September 11, 2013  •  Leave a Comment

 

By Johnathan Comer

Street Sense, 09/11/2013

Coming up the escalator, the sound is quiet at first; a distant noise, as if my ears aren’t quite sure what they’re hearing. A few feet up, the sound grows and becomes unmistakable. As sunlight falls across the top of the escalator, the swelling music replaces the roar of Metro cars below. For a brief moment, the music is reminiscent of a movie score, whereupon I am at the main character and a soundtrack is cuing the start of my day. The white noise of the city brings me back to reality, and I step off the escalator, searching for the source of what sounds like classical guitar music.

This morning there is a man playing what appears to be a mandolin, though it sounds more like a guitar. For the past few weeks, he has been intermittently serenading the morning crowds at Farragut North. As he effortlessly plays his instrument, far fewer people drop money into his “tip box” than the beauty of the notes deserves. I, too, drop a few dollars into his box, to which he sincerely thanks me. Rather than keep walking, however, I briefly stand and listen, then begin to take a few quick photographs of this “busker” at work. As I leave, he smiles and nods; I do the same.  

For the past week I have been searching for street performers, otherwise known as “buskers.” In D.C., most buskers can be found at or near Metro stations during weekdays at rush-hour, though they do certainly perform whenever a crowd can be found. At the Chinatown/Gallery Place Metro station, for example, it common to see a drummer, dancer, or guitarist almost any day of the week. At other stations, such as L’Enfant, one will typically see a busker only on weekdays, as commuters hurriedly head to and from work.  
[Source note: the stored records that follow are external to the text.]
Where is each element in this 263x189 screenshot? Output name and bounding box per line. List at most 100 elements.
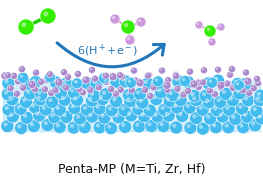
Circle shape (240, 110, 254, 123)
Circle shape (48, 90, 55, 97)
Circle shape (155, 86, 168, 99)
Circle shape (229, 84, 236, 91)
Circle shape (204, 112, 217, 125)
Circle shape (16, 79, 18, 81)
Circle shape (99, 88, 112, 101)
Circle shape (96, 105, 100, 109)
Circle shape (1, 120, 14, 133)
Circle shape (117, 86, 124, 93)
Circle shape (29, 75, 42, 88)
Circle shape (177, 96, 181, 100)
Circle shape (130, 88, 132, 90)
Circle shape (180, 91, 187, 98)
Circle shape (195, 21, 203, 29)
Circle shape (151, 85, 154, 88)
Circle shape (188, 70, 190, 72)
Circle shape (31, 103, 35, 108)
Circle shape (254, 75, 260, 82)
Circle shape (70, 124, 74, 128)
Circle shape (110, 75, 123, 88)
Circle shape (202, 96, 215, 109)
Circle shape (252, 107, 257, 111)
Circle shape (169, 91, 173, 95)
Circle shape (101, 75, 104, 78)
Circle shape (206, 87, 213, 94)
Circle shape (239, 123, 244, 128)
Circle shape (148, 94, 150, 96)
Circle shape (39, 103, 52, 116)
Circle shape (160, 122, 164, 126)
Circle shape (76, 72, 78, 74)
Circle shape (229, 66, 235, 73)
Circle shape (93, 80, 97, 84)
Circle shape (85, 94, 99, 107)
Circle shape (239, 87, 246, 94)
Circle shape (255, 77, 257, 79)
Circle shape (119, 75, 132, 88)
Circle shape (112, 16, 115, 19)
Circle shape (62, 113, 67, 117)
Circle shape (15, 122, 28, 135)
Circle shape (53, 103, 66, 116)
Circle shape (34, 70, 36, 73)
Circle shape (17, 124, 21, 128)
Circle shape (90, 77, 103, 91)
Circle shape (70, 104, 75, 108)
Circle shape (3, 74, 5, 76)
Circle shape (172, 124, 176, 128)
Circle shape (78, 121, 91, 134)
Circle shape (105, 104, 118, 117)
Circle shape (150, 84, 157, 91)
Circle shape (144, 80, 148, 84)
Circle shape (196, 81, 198, 83)
Circle shape (211, 91, 218, 98)
Circle shape (80, 103, 93, 116)
Circle shape (104, 122, 118, 135)
Circle shape (35, 88, 48, 101)
Circle shape (204, 25, 216, 37)
Circle shape (99, 73, 109, 84)
Circle shape (43, 87, 45, 90)
Circle shape (50, 76, 63, 89)
Circle shape (46, 95, 59, 108)
Circle shape (236, 102, 249, 115)
Circle shape (184, 78, 188, 83)
Circle shape (110, 14, 120, 24)
Circle shape (202, 68, 204, 70)
Circle shape (48, 72, 50, 74)
FancyArrowPatch shape (57, 43, 164, 67)
Circle shape (90, 92, 94, 96)
Circle shape (60, 69, 68, 76)
Circle shape (173, 104, 178, 108)
Circle shape (68, 86, 80, 99)
Circle shape (108, 106, 112, 111)
Circle shape (60, 77, 73, 90)
Circle shape (195, 79, 202, 86)
Circle shape (136, 96, 149, 109)
Circle shape (12, 74, 14, 76)
Circle shape (217, 23, 225, 31)
Circle shape (74, 79, 81, 86)
Circle shape (147, 92, 154, 99)
Circle shape (5, 106, 9, 110)
Circle shape (174, 94, 187, 107)
Circle shape (176, 109, 189, 122)
Circle shape (190, 92, 195, 96)
Text: Penta-MP (M=Ti, Zr, Hf): Penta-MP (M=Ti, Zr, Hf) (58, 163, 205, 176)
Circle shape (237, 121, 250, 134)
Circle shape (214, 95, 227, 108)
Circle shape (84, 78, 86, 80)
Circle shape (38, 79, 44, 86)
Circle shape (100, 114, 105, 118)
Circle shape (8, 95, 12, 100)
Circle shape (200, 67, 208, 74)
Circle shape (88, 88, 90, 90)
Circle shape (48, 98, 52, 102)
Circle shape (95, 84, 102, 91)
Circle shape (234, 80, 245, 91)
Circle shape (22, 98, 26, 102)
Circle shape (47, 71, 53, 78)
Circle shape (90, 68, 92, 70)
Circle shape (219, 83, 221, 85)
Circle shape (157, 120, 170, 133)
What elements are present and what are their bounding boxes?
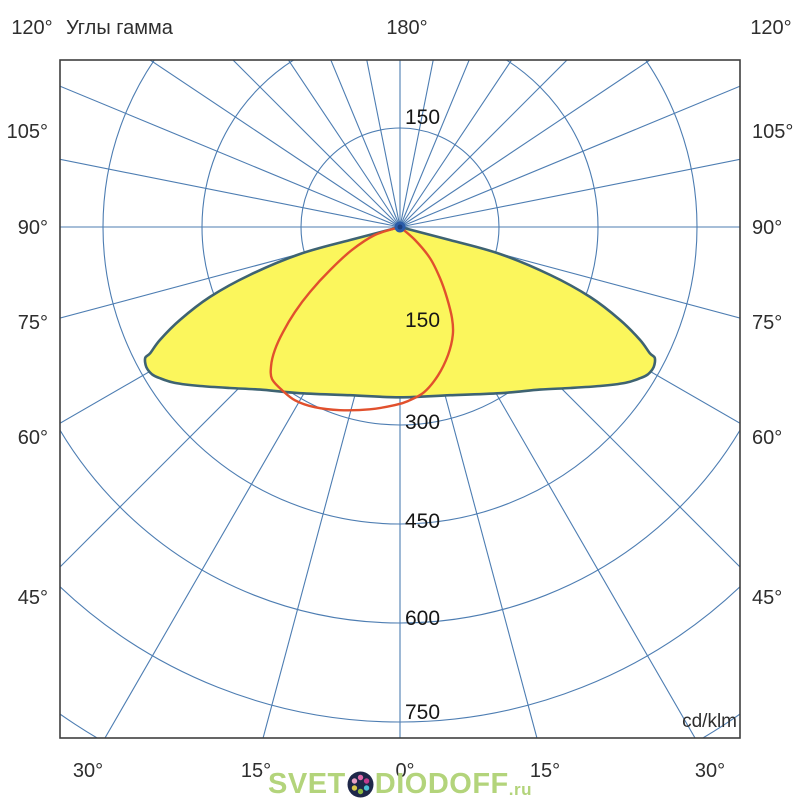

Though their art is certainly beautiful and entertaining, I have another goal in mind: to photograph them while performing. It takes a certain amount of courage to perform within the midst of so many people, with the only assured reward being this: sharing one’s talent with the world. Though they are unknown to the world at large, their talent is worth remembrance; some of the most powerful drum patterns I have heard were projected from nothing more than large buckets and trashcans.  As such, to photograph a busker is remember their talent and passion.